PKN1[T778A] MEFs show impaired compaction for spheroid formation in suspension culture
To examine if PKN1 is involved in the compaction stage of MEFs, we used U-shaped ultra-low-attachment (Prime Surface) well plates that reportedly support growth and formation of tight spheroids or compact aggregates in a variety of cell lines. Initially larger-sized and loosely packed WT MEF aggregates underwent time-dependent compaction into a single round spheroid. However, PKN1[T778A] MEFs revealed irregular compaction with significantly less roundness, solidity, and sphericity than WT MEFs before 24 hours and only formed the compact spheroid like WT MEFs after 48 hours. This suggests that PKN1 is required for regular compaction process but not for the resultant compact spheroid of MEFs. We also examined if PKN1 is involved in cell viability during the compaction process in U-shaped ultra-low- attachment well plates. PKN1[T778A] MEFs has significantly decreased ATP content than WT MEFs, suggesting that PKN1[T778A] MEFs are more susceptible to cell death during compaction stage.
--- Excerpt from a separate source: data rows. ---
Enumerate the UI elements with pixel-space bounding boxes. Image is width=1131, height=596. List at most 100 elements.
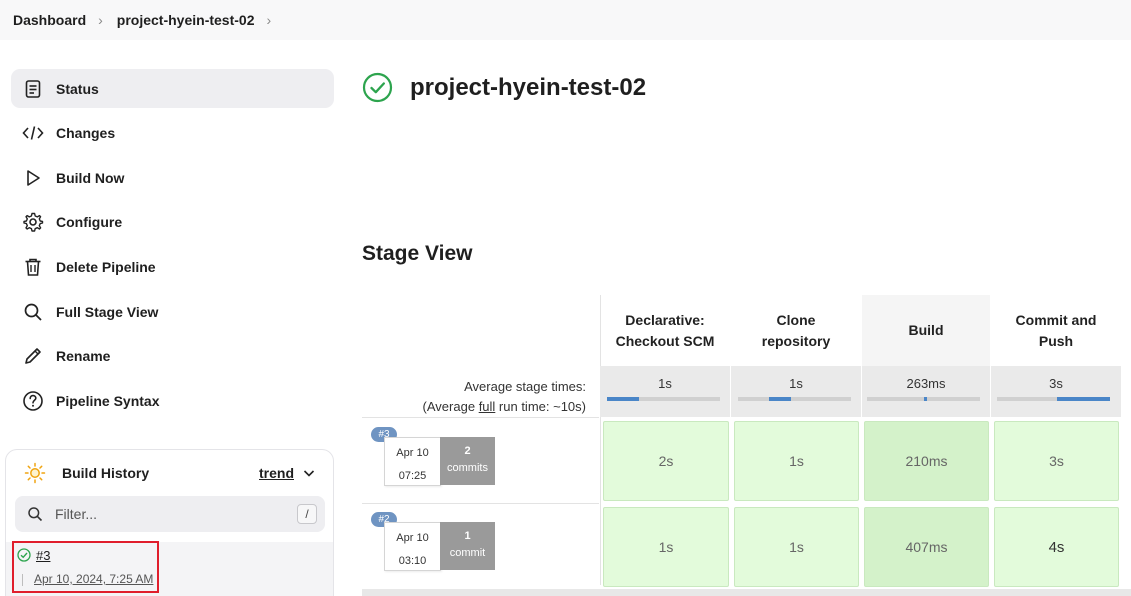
sidebar-item-configure[interactable]: Configure <box>11 202 334 241</box>
full-run-link[interactable]: full <box>479 399 496 414</box>
stage-duration: 2s <box>658 453 674 469</box>
run-date-card: Apr 10 07:25 <box>384 437 441 486</box>
stage-name: Commit and <box>1015 311 1097 328</box>
sidebar-item-label: Status <box>56 80 99 97</box>
stage-cell[interactable]: 407ms <box>864 507 989 587</box>
avg-progress-track <box>738 397 851 401</box>
sidebar-item-label: Changes <box>56 124 116 141</box>
stage-name: Push <box>1038 332 1074 349</box>
avg-progress-fill <box>923 397 927 401</box>
sun-icon <box>24 462 46 487</box>
build-filter-input[interactable] <box>55 506 275 522</box>
run-date: Apr 10 <box>396 532 429 544</box>
pencil-icon <box>22 345 44 367</box>
breadcrumb-project[interactable]: project-hyein-test-02 <box>117 12 255 28</box>
commit-label: commits <box>447 462 488 474</box>
stage-cell[interactable]: 2s <box>603 421 729 501</box>
success-check-icon <box>362 72 393 103</box>
divider <box>600 295 601 585</box>
stage-avg-time: 1s <box>658 376 672 391</box>
play-icon <box>22 167 44 189</box>
stage-avg-commit-push: 3s <box>991 366 1121 417</box>
sidebar-item-build-now[interactable]: Build Now <box>11 158 334 197</box>
stage-cell[interactable]: 4s <box>994 507 1119 587</box>
sidebar-item-label: Delete Pipeline <box>56 258 156 275</box>
full-run-prefix: (Average <box>422 399 479 414</box>
search-icon <box>22 301 44 323</box>
stage-name: Declarative: <box>625 311 705 328</box>
trash-icon <box>22 256 44 278</box>
avg-progress-track <box>867 397 980 401</box>
document-icon <box>22 78 44 100</box>
avg-progress-fill <box>607 397 639 401</box>
stage-header-build: Build <box>862 295 990 366</box>
avg-progress-fill <box>768 397 792 401</box>
sidebar-item-label: Rename <box>56 347 111 364</box>
stage-cell[interactable]: 1s <box>734 421 859 501</box>
page-title: project-hyein-test-02 <box>410 73 647 101</box>
run-time: 03:10 <box>398 555 427 567</box>
sidebar-item-label: Pipeline Syntax <box>56 392 160 409</box>
stage-name: repository <box>761 332 831 349</box>
sidebar-item-delete-pipeline[interactable]: Delete Pipeline <box>11 247 334 286</box>
sidebar-item-pipeline-syntax[interactable]: Pipeline Syntax <box>11 381 334 420</box>
search-icon <box>27 506 43 522</box>
next-run-row <box>362 589 1131 596</box>
commit-count: 2 <box>464 445 471 457</box>
chevron-down-icon[interactable] <box>302 466 316 483</box>
stage-avg-build: 263ms <box>862 366 990 417</box>
commits-button[interactable]: 1 commit <box>440 522 495 570</box>
stage-duration: 407ms <box>905 539 948 555</box>
help-icon <box>22 390 44 412</box>
full-run-suffix: run time: ~10s) <box>495 399 586 414</box>
build-filter[interactable]: / <box>15 496 325 532</box>
sidebar-item-status[interactable]: Status <box>11 69 334 108</box>
breadcrumb: Dashboard › project-hyein-test-02 › <box>0 0 1131 40</box>
sidebar-item-changes[interactable]: Changes <box>11 113 334 152</box>
stage-duration: 4s <box>1048 538 1065 556</box>
run-time: 07:25 <box>398 470 427 482</box>
sidebar-item-full-stage-view[interactable]: Full Stage View <box>11 292 334 331</box>
stage-avg-time: 263ms <box>906 376 946 391</box>
commit-count: 1 <box>464 530 471 542</box>
sidebar-item-rename[interactable]: Rename <box>11 336 334 375</box>
trend-link[interactable]: trend <box>259 465 294 481</box>
avg-progress-track <box>607 397 720 401</box>
stage-header-commit-push: Commit and Push <box>991 295 1121 366</box>
average-times-label: Average stage times: (Average full run t… <box>400 377 586 417</box>
stage-duration: 1s <box>658 539 674 555</box>
stage-cell[interactable]: 3s <box>994 421 1119 501</box>
stage-cell[interactable]: 1s <box>734 507 859 587</box>
chevron-right-icon: › <box>98 12 103 28</box>
commit-label: commit <box>449 547 486 559</box>
stage-duration: 3s <box>1049 453 1064 469</box>
build-history-title: Build History <box>62 465 150 481</box>
average-stage-times-text: Average stage times: <box>464 379 586 394</box>
stage-avg-time: 1s <box>789 376 803 391</box>
stage-duration: 1s <box>789 453 804 469</box>
avg-progress-track <box>997 397 1110 401</box>
stage-cell[interactable]: 210ms <box>864 421 989 501</box>
stage-cell[interactable]: 1s <box>603 507 729 587</box>
stage-avg-clone: 1s <box>731 366 861 417</box>
keyboard-shortcut-hint: / <box>297 504 317 524</box>
stage-view-heading: Stage View <box>362 242 473 265</box>
stage-header-checkout: Declarative: Checkout SCM <box>600 295 730 366</box>
run-date: Apr 10 <box>396 447 429 459</box>
page-header: project-hyein-test-02 <box>362 72 646 103</box>
stage-name: Clone <box>776 311 816 328</box>
code-icon <box>22 122 44 144</box>
stage-name: Build <box>908 322 944 338</box>
commits-button[interactable]: 2 commits <box>440 437 495 485</box>
stage-duration: 210ms <box>905 453 948 469</box>
stage-header-clone: Clone repository <box>731 295 861 366</box>
avg-progress-fill <box>1056 397 1110 401</box>
highlight-box <box>12 541 159 593</box>
run-date-card: Apr 10 03:10 <box>384 522 441 571</box>
stage-name: Checkout SCM <box>615 332 715 349</box>
breadcrumb-dashboard[interactable]: Dashboard <box>13 12 86 28</box>
stage-duration: 1s <box>789 539 804 555</box>
gear-icon <box>22 211 44 233</box>
sidebar-item-label: Full Stage View <box>56 303 159 320</box>
chevron-right-icon[interactable]: › <box>267 12 272 28</box>
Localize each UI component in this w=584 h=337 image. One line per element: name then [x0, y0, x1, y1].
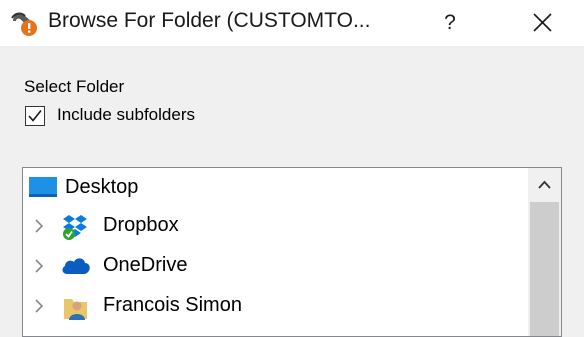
- tree-item-onedrive[interactable]: OneDrive: [23, 246, 529, 286]
- tree-item-label: Francois Simon: [103, 294, 242, 316]
- close-icon: [533, 13, 552, 32]
- tree-item-desktop[interactable]: Desktop: [23, 168, 529, 208]
- tree-item-label: Desktop: [65, 176, 139, 198]
- tree-item-dropbox[interactable]: Dropbox: [23, 206, 529, 246]
- desktop-icon: [29, 177, 57, 203]
- select-folder-label: Select Folder: [24, 77, 125, 96]
- scroll-thumb[interactable]: [530, 202, 559, 336]
- checkmark-icon: [28, 110, 42, 122]
- tree-item-label: OneDrive: [103, 254, 188, 276]
- title-bar: Browse For Folder (CUSTOMTO... ?: [0, 0, 584, 46]
- window-title: Browse For Folder (CUSTOMTO...: [48, 9, 371, 32]
- folder-tree[interactable]: Desktop Dropbox OneDrive Francois Simon: [22, 167, 562, 337]
- onedrive-icon: [61, 256, 90, 282]
- user-folder-icon: [63, 293, 91, 320]
- chevron-right-icon[interactable]: [34, 299, 44, 313]
- chevron-right-icon[interactable]: [34, 219, 44, 233]
- chevron-right-icon[interactable]: [34, 259, 44, 273]
- include-subfolders-label: Include subfolders: [57, 105, 195, 124]
- vertical-scrollbar[interactable]: [528, 168, 561, 336]
- chevron-up-icon: [538, 180, 551, 189]
- tree-item-francois-simon[interactable]: Francois Simon: [23, 286, 529, 326]
- close-button[interactable]: [520, 6, 564, 40]
- help-button[interactable]: ?: [432, 6, 468, 40]
- tree-item-label: Dropbox: [103, 214, 179, 236]
- app-wrench-icon: [9, 9, 41, 37]
- scroll-up-button[interactable]: [528, 168, 561, 201]
- dropbox-icon: [61, 213, 89, 240]
- checkbox-box[interactable]: [25, 106, 45, 126]
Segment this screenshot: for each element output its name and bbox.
Surface expression of N-cadherin and integrins α5 and αV are downregulated in PKN1[T778A] MEFs
Cadherin is one of the most critical molecules responsible for the formation and maintenance of cell-cell contact. Therefore, we checked the possibility of involvement of cadherin in the observed difference of aggregation and compaction between WT and PKN1[T778A] MEFs. Both WT and PKN1[T778A] MEFs expressed almost undetectable levels of E-cadherin by immunoblotting, corroborating the report stating that fibroblasts express N-cadherin, whereas E- and -P cadherins are undetectable. Thus, we compared the surface expression of N-cadherin on WT and PKN1[T778A] MEFs collected 30 min after starting suspension culture using flow cytometry. Surface N-cadherin expression level evaluated by mean fluorescent intensity (MFI) was significantly lower in PKN1[T778A] MEFs than WT MEFs. Integrins α5, αV, and β1 are fibronectin-binding integrin subunits highly-expressed in fibroblasts. It was also reported that fibroblasts treated with anti-β1 and anti-α5 antibodies formed loose spheroids. Thus, we examined the surface expression of integrins α5, αV, and β1 on MEFs using flow cytometry. MFI of integrins α5 and αV were significantly lower in PKN1[T778A] MEFs than WT MEFs. These results taken together suggests that, the lower expression of N-cadherin and decreased surface expression of integrins might contribute to the abnormal aggregate/spheroid formation of PKN1[T778A] MEFs.

Conclusion
PKN1 has been paid attention as a promising therapeutic target of cancer, based on its role in migration of cancer cells. Our study suggests that PKN1 has important roles not only in cancer cells but in fibroblasts, essential components of cancer microenvironment. Further investigation regarding the effect of PKN1 inactivation on the activity of aggregate/spheroid of fibroblasts (e.g. production of cytokines, growth factors, and proteases) may help elucidate a new mode of action and the therapeutic or adverse effects of PKN1 inhibitors.